MatFormer encodes multiple model sizes in one checkpoint, with the desired size selected at load time.

Selecting a slice

A MatFormer slice is selected with two values:

matformer_config_path — path to the slice config file (CSV or JSON) shipped with the model card.
matformer_slice_name — the named slice within that file to load.

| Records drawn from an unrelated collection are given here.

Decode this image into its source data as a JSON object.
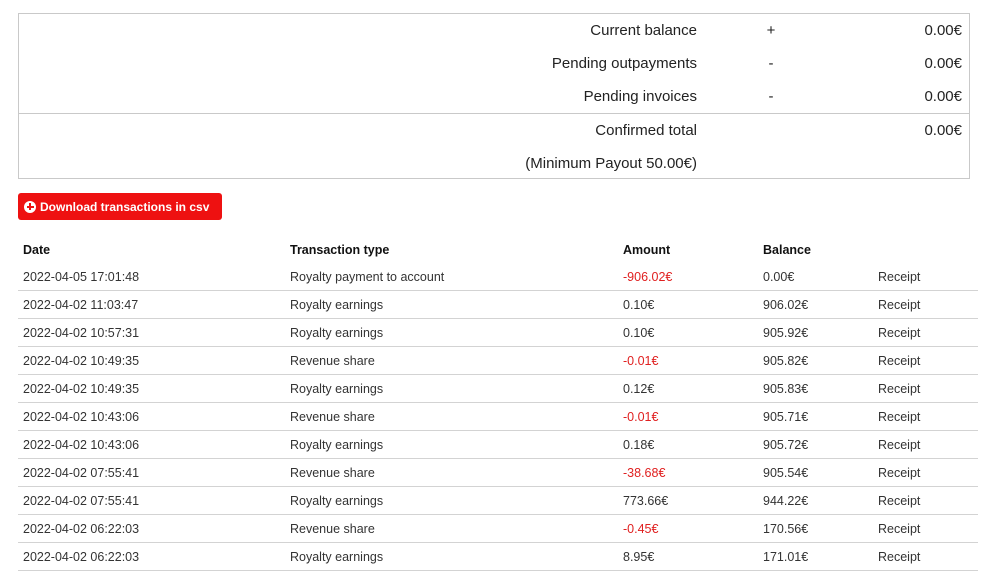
{
  "summary": {
    "current_balance": {
      "label": "Current balance",
      "sign": "+",
      "value": "0.00€"
    },
    "pending_outpayments": {
      "label": "Pending outpayments",
      "sign": "-",
      "value": "0.00€"
    },
    "pending_invoices": {
      "label": "Pending invoices",
      "sign": "-",
      "value": "0.00€"
    },
    "confirmed_total": {
      "label": "Confirmed total",
      "value": "0.00€"
    },
    "minimum_payout": "(Minimum Payout 50.00€)"
  },
  "download_button": {
    "label": "Download transactions in csv",
    "icon": "plus-circle-icon"
  },
  "table": {
    "headers": {
      "date": "Date",
      "type": "Transaction type",
      "amount": "Amount",
      "balance": "Balance"
    },
    "rows": [
      {
        "date": "2022-04-05 17:01:48",
        "type": "Royalty payment to account",
        "amount": "-906.02€",
        "balance": "0.00€",
        "receipt": "Receipt",
        "negative": true
      },
      {
        "date": "2022-04-02 11:03:47",
        "type": "Royalty earnings",
        "amount": "0.10€",
        "balance": "906.02€",
        "receipt": "Receipt",
        "negative": false
      },
      {
        "date": "2022-04-02 10:57:31",
        "type": "Royalty earnings",
        "amount": "0.10€",
        "balance": "905.92€",
        "receipt": "Receipt",
        "negative": false
      },
      {
        "date": "2022-04-02 10:49:35",
        "type": "Revenue share",
        "amount": "-0.01€",
        "balance": "905.82€",
        "receipt": "Receipt",
        "negative": true
      },
      {
        "date": "2022-04-02 10:49:35",
        "type": "Royalty earnings",
        "amount": "0.12€",
        "balance": "905.83€",
        "receipt": "Receipt",
        "negative": false
      },
      {
        "date": "2022-04-02 10:43:06",
        "type": "Revenue share",
        "amount": "-0.01€",
        "balance": "905.71€",
        "receipt": "Receipt",
        "negative": true
      },
      {
        "date": "2022-04-02 10:43:06",
        "type": "Royalty earnings",
        "amount": "0.18€",
        "balance": "905.72€",
        "receipt": "Receipt",
        "negative": false
      },
      {
        "date": "2022-04-02 07:55:41",
        "type": "Revenue share",
        "amount": "-38.68€",
        "balance": "905.54€",
        "receipt": "Receipt",
        "negative": true
      },
      {
        "date": "2022-04-02 07:55:41",
        "type": "Royalty earnings",
        "amount": "773.66€",
        "balance": "944.22€",
        "receipt": "Receipt",
        "negative": false
      },
      {
        "date": "2022-04-02 06:22:03",
        "type": "Revenue share",
        "amount": "-0.45€",
        "balance": "170.56€",
        "receipt": "Receipt",
        "negative": true
      },
      {
        "date": "2022-04-02 06:22:03",
        "type": "Royalty earnings",
        "amount": "8.95€",
        "balance": "171.01€",
        "receipt": "Receipt",
        "negative": false
      }
    ]
  },
  "colors": {
    "accent": "#ee1111",
    "negative": "#e02020",
    "border": "#c9c9c9"
  }
}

Without these values, the model loads its default slice.

CLI

mistralrs run \
  -m google/gemma-3n-E4B-it \
  --matformer-config-path slices.json \
  --matformer-slice-name E2B

The same --matformer-config-path / --matformer-slice-name flags are accepted by mistralrs serve and mistralrs bench.

TOML config

command = "serve"

[[models]]
kind = "auto"
model_id = "google/gemma-3n-E4B-it"
matformer_config_path = "slices.json"
matformer_slice_name = "E2B"

Python SDK

from mistralrs import Runner, Which, MultimodalArchitecture

runner = Runner(which=Which.MultimodalPlain(
    model_id="google/gemma-3n-E4B-it",
    arch=MultimodalArchitecture.Gemma3n,
    matformer_config_path="slices.json",
    matformer_slice_name="E2B",
))

Rust SDK

NormalSpecificConfig and VisionSpecificConfig carry matformer_config_path and matformer_slice_name fields. Pass them when constructing the loader.

Models

Gemma3n (google/gemma-3n-E4B-it) is a MatFormer-trained model in the supported list.